États-Unis : Le projet de lignes directrices sur les considérations scientifiques relatives à la démonstration de la biosimilarité par rapport à un produit de référence et les recommandations mises à jour pour évaluer la nécessité de mener des études comparatives de l’efficacité d’octobre 2025 de la FDA indique que les évaluations analytiques comparatives sont généralement plus probantes que les études comparatives de l’efficacité et préconise une approche simplifiée en matière de développement dans le cadre de laquelle les études comparatives de l’efficacité pourraient ne pas être nécessaires.

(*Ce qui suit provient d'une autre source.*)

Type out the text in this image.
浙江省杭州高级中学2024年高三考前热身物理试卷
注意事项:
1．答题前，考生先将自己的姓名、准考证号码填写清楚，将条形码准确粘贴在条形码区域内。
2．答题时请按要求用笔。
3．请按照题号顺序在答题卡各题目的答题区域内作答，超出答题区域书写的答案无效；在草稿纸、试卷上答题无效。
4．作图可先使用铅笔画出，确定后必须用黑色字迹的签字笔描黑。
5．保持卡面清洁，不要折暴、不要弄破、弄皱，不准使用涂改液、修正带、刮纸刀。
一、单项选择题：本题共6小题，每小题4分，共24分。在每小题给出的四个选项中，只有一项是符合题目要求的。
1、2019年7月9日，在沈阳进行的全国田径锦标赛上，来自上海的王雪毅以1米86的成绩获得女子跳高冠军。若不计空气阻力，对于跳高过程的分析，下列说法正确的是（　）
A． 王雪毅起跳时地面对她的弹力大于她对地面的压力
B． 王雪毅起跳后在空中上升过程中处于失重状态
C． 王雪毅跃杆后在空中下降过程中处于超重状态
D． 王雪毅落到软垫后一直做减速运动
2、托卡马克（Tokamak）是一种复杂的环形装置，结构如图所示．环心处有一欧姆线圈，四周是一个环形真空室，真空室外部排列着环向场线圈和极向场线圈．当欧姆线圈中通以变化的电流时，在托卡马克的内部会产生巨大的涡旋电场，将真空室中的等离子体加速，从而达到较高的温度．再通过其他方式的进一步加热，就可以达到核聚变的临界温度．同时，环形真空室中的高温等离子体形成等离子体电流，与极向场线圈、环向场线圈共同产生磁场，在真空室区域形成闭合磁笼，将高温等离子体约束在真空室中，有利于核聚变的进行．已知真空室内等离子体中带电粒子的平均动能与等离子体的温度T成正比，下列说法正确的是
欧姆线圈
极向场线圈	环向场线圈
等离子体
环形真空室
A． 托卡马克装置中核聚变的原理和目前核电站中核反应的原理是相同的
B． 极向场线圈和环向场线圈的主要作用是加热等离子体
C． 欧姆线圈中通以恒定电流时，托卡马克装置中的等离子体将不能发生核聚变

Le Conseil international d’harmonisation des exigences techniques pour l’enregistrement de produits pharmaceutiques à usage humain (International Council for Harmonisation of Technical Requirements for Pharmaceuticals for Human Use ou « ICH ») a également mis sur pied le groupe de travail M18, composé d’experts, chargé d’élaborer une nouvelle ligne directrice multidisciplinaire pour définir les facteurs à prendre en compte pour déterminer l’utilité des études d’efficacité comparatives dans les programmes de développement de biosimilaires pour appuyer le processus d’approbation réglementaire (voir le document de réflexion M18).